Prior to immunotherapy, Alspach noted that cancer treatments were often tough on the body, typically lacking specificity for tumors, and small molecule drugs targeting specific proteins within tumor cells frequently led to treatment resistance. Current immunotherapies are generally better tolerated, and patients can enjoy an enhanced quality of life since the immune system can be trained to target tumors specifically as opposed to affecting all tissues in the body.

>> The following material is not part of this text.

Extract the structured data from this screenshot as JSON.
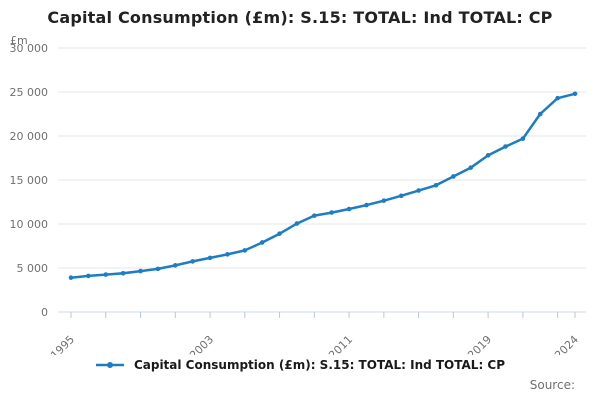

Considering the differences in immune responses against tumors between sexes, Alspach and her colleagues suggested that it is reasonable to develop tailored treatments for male and female patients. She hopes that future strategies will emerge that target the pathways responsible for improved tumor control, customized to benefit individual patients.

This research was made feasible by a recent investment in single-cell RNA sequencing technology at Saint Louis University, bringing us closer to potential new cures.

Additional contributors to this study include Richard J. DiPaolo, Ph.D.; Ryan M. Teague, Ph.D.; Michelle Brennan, Ph.D.; David DeBruin; Chinye Nwokolo; Katey S. Hunt; Alexander Piening; Maureen J. Donlin; and Stephen T. Ferris from the Department of Molecular Microbiology and Immunology at Saint Louis University School of Medicine.